Cette recension est issue de Politique étrangère (2/2016). Marc Hecker propose une analyse de l’ouvrage de Jean Birnbaum, Un Silence religieux. La Gauche face au djihadisme (Paris, Seuil, 2016, 240 pages).

Un silence religieuxJean Birnbaum signe ici un essai stimulant. Un Silence religieux part d’un constat : la gauche ne parvient pas à saisir le phénomène djihadiste et refuse d’en admettre la dimension religieuse. Ce refus se traduit notamment par un raisonnement répété par nombre d’élus socialistes : l’État islamique n’est pas islamique et le djihadisme n’a rien à voir avec l’islam. Ce raisonnement, que Birnbaum qualifie de « rien-à-voirisme », est considéré par l’auteur comme contre-productif. Au lieu d’affirmer que le djihadisme est étranger à la religion, mieux vaudrait « admettre qu’il constitue la manifestation la plus récente, la plus spectaculaire et la plus sanglante de la guerre intime qui déchire l’islam. Car l’islam est en guerre avec lui-même ». En essayant maladroitement de combattre l’amalgame entre musulmans et terroristes, les responsables politiques contribueraient au contraire à « alimenter l’ignorance dont se nourrit l’islamisme », et abandonneraient les « esprits critiques qui tentent, parfois au péril de leur vie, de soustraire l’islam aux fanatiques ». Birnbaum rend un vibrant hommage à ces esprits critiques – Arkoun, Meddeb, Benzine, Djaït, Bidar, Sedik ou encore Benslama –, qui analysent les liens entre islam, islamisme et djihadisme.
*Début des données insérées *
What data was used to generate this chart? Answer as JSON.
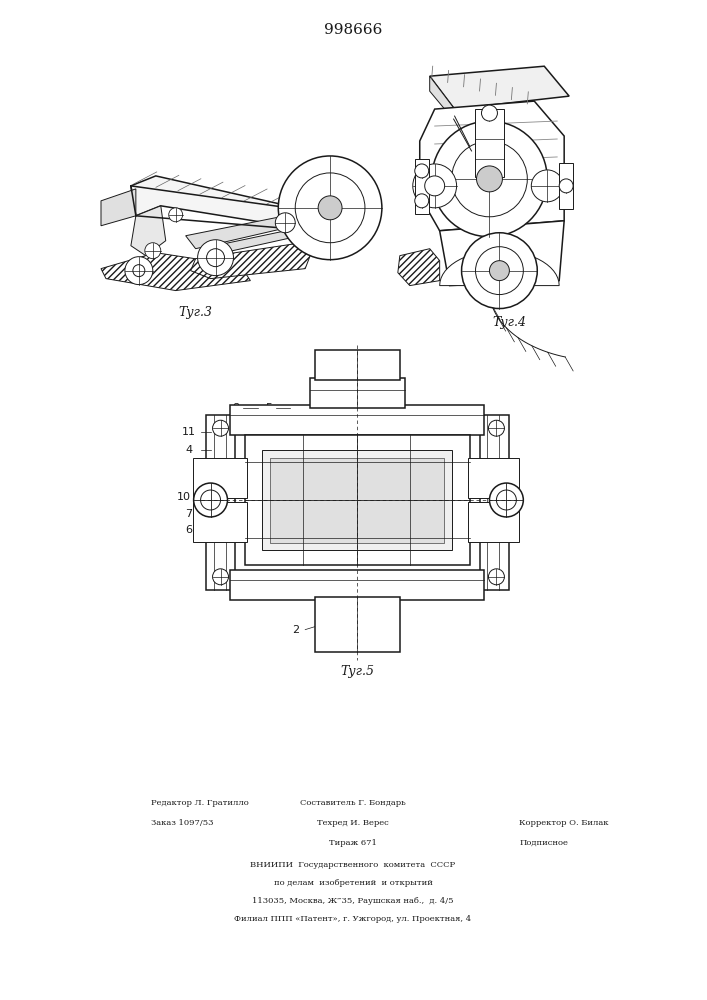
{
  "title": "998666",
  "fig3_label": "Τуг.3",
  "fig4_label": "Τуг.4",
  "fig5_label": "Τуг.5",
  "bg_color": "#ffffff",
  "line_color": "#1a1a1a",
  "footer": {
    "editor": "Редактор Л. Гратилло",
    "compiler": "Составитель Г. Бондарь",
    "order": "Заказ 1097/53",
    "tech": "Техред И. Верес",
    "corrector": "Корректор О. Билак",
    "print_run": "Тираж 671",
    "subscribed": "Подписное",
    "vniip1": "ВНИИПИ  Государственного  комитета  СССР",
    "vniip2": "по делам  изобретений  и открытий",
    "address": "113035, Москва, Ж‴35, Раушская наб.,  д. 4/5",
    "filial": "Филиал ППП «Патент», г. Ужгород, ул. Проектная, 4"
  }
}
La difficulté de la gauche à comprendre le djihadisme serait le reflet d’une incapacité plus profonde à saisir les phénomènes religieux. À l’appui de sa démonstration, l’auteur invoque l’histoire. Il consacre par exemple un chapitre éloquent à la guerre d’Algérie, dont la dimension religieuse a été largement éludée par les militants anticolonialistes. Au pire ne s’en apercevaient-ils pas, au mieux considéraient-ils la religiosité comme un résidu du passé, voué à disparaître après l’indépendance. La religion était au contraire, dit Birnbaum, « le cœur battant de la révolte ».

L’auteur ne s’appuie pas seulement sur l’histoire, mais aussi sur la philosophie politique. Il estime ainsi que la célèbre formule de Marx – « la religion est l’opium du peuple » – est souvent mal comprise, notamment par des responsables politiques de gauche. Loin de considérer la religion comme accessoire, l’auteur du Capital la tenait pour centrale : « La religion fut le grand sujet de Marx, le questionnement inaugural à partir duquel toute son œuvre s’est bâtie », affirme Birnbaum. Si la gauche faisait l’effort de relire Marx attentivement, elle comprendrait la puissance de la religion et serait peut-être plus apte à saisir la force de l’islamisme.

Certains politiciens d’extrême gauche – comme Chris Harman au Royaume-Uni – ont toutefois bien perçu la montée en puissance de l’intégrisme religieux, et prôné des alliances de circonstance avec les islamistes. Les masses opprimées du monde musulman ne constitueraient-elles pas un nouveau prolétariat, pouvant être détourné à terme de l’islamisme pour donner un second souffle au mouvement ouvrier ? Ce pari risqué a été perdu. L’islamisme continue de progresser, tandis que les mouvements d’extrême gauche ont été laminés. Et Birnbaum de constater : « L’islam constitue aujourd’hui l’unique idéal au nom duquel des masses d’hommes et de femmes sont capables de défier l’ordre mondial à travers les cinq continents. Mieux, ou pire : l’islam politique apparaît désormais comme la seule cause pour laquelle des milliers de jeunes sont prêts à braver la mort. » L’attrait du djihad en Syrie en est l’illustration la plus préoccupante.